Fergusson et Kennedy se penchèrent et aperçurent une vaste agglomération d’êtres de toute espèce ; il y avait là plus de cent cinquante chameaux, de ceux qui pour douze mutkals d’or[1] vont de Tembouctou à Tafilet avec une charge de cinq cents livres sur le dos ; tous portaient sous la queue un petit sac destiné à recevoir leurs excréments, seul combustible sur lequel on puisse compter dans le désert.

Ces chameaux des Touaregs sont de la meilleure espèce ; ils peuvent rester de trois à sept jours sans boire, et deux jours sans manger ; leur vitesse est supérieure à celle des chevaux, et ils obéissent avec intelligence à la voix du khabir, le guide de la caravane. On les connaît dans le pays sous le nom de « mehari. »

Tels furent les détails donnés par le docteur, pendant que ses compagnons considéraient cette multitude d’hommes, de femmes, d’enfants, marchant avec peine sur un sable à demi mouvant, à peine contenu par quelques chardons, des herbes flétries et des buissons chétifs. Le vent effaçait la trace de leurs pas presque instantanément.

Joe demanda comment les Arabes parvenaient à se diriger dans le désert, et à gagner les puits épars dans cette immense solitude.

« Les Arabes, répondit Fergusson, ont reçu de la nature un merveilleux instinct pour reconnaître leur route ; là où un Européen serait désorienté, ils n’hésitent jamais ; une pierre insignifiante, un caillou, une touffe d’herbe, la nuance différente des sables, leur suffit pour marcher sûrement ; pendant la nuit, ils se guident sur l’étoile polaire ; ils ne font pas plus de deux milles à l’heure, et se reposent pendant les grandes chaleurs de midi ; ainsi jugez du temps qu’ils mettent à traverser le Sahara, un désert de plus de neuf cents milles. »

Mais le Victoria avait déjà disparu aux yeux étonnés des Arabes, qui devaient envier sa rapidité. Au soir, il passait par 2° 20′ de longitude[2], et, pendant la nuit, il franchissait encore plus d’un degré.

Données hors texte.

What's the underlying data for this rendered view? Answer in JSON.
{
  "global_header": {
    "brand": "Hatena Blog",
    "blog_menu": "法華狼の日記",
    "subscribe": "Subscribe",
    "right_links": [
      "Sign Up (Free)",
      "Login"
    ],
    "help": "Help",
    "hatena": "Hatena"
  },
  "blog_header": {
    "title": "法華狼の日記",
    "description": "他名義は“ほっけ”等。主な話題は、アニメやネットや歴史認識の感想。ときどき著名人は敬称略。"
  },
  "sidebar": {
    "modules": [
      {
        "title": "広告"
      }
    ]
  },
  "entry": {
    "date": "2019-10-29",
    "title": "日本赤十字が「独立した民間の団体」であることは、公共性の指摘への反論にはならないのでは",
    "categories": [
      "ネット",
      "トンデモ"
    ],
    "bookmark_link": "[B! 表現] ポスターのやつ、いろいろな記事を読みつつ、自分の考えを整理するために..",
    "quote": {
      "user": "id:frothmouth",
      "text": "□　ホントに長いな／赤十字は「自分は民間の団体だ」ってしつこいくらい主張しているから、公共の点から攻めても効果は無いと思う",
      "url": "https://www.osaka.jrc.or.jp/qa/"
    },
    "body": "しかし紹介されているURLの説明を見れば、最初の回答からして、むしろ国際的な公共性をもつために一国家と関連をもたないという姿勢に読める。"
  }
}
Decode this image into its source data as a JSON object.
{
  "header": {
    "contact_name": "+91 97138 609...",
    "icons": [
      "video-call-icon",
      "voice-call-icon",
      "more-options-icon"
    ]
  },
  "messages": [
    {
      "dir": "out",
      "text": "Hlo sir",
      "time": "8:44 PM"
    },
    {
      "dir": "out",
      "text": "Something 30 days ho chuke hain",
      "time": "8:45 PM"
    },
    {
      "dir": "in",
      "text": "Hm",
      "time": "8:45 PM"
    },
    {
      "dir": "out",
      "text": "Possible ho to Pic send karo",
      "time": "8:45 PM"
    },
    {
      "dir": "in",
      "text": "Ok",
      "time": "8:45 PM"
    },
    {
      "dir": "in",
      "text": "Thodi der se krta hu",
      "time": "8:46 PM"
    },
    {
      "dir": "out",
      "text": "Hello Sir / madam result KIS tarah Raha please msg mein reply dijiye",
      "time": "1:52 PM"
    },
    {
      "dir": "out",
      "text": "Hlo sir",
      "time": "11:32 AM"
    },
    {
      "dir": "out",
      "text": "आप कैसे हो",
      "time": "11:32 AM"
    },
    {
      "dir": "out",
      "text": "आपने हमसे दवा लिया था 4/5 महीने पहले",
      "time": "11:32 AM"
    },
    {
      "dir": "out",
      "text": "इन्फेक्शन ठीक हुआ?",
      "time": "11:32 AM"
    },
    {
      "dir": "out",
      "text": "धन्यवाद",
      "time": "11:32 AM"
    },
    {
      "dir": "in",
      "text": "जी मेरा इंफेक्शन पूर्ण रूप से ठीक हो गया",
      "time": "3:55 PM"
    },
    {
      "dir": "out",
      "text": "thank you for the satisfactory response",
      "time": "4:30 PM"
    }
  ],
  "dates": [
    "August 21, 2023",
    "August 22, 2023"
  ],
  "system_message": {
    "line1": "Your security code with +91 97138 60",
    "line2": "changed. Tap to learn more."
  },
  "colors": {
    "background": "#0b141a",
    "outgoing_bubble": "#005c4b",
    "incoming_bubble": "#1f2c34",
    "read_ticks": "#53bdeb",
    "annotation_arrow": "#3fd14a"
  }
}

Le lundi, le temps changea complètement ; la pluie se mit à tomber avec une grande violence ; il fallut résister à ce déluge et à l’accroissement de poids dont il chargeait le ballon et la nacelle ; cette perpétuelle averse expliquait les marais et les marécages qui composaient uniquement

  1. Cent vingt-cinq francs.
  2. Le zéro du méridien de Paris.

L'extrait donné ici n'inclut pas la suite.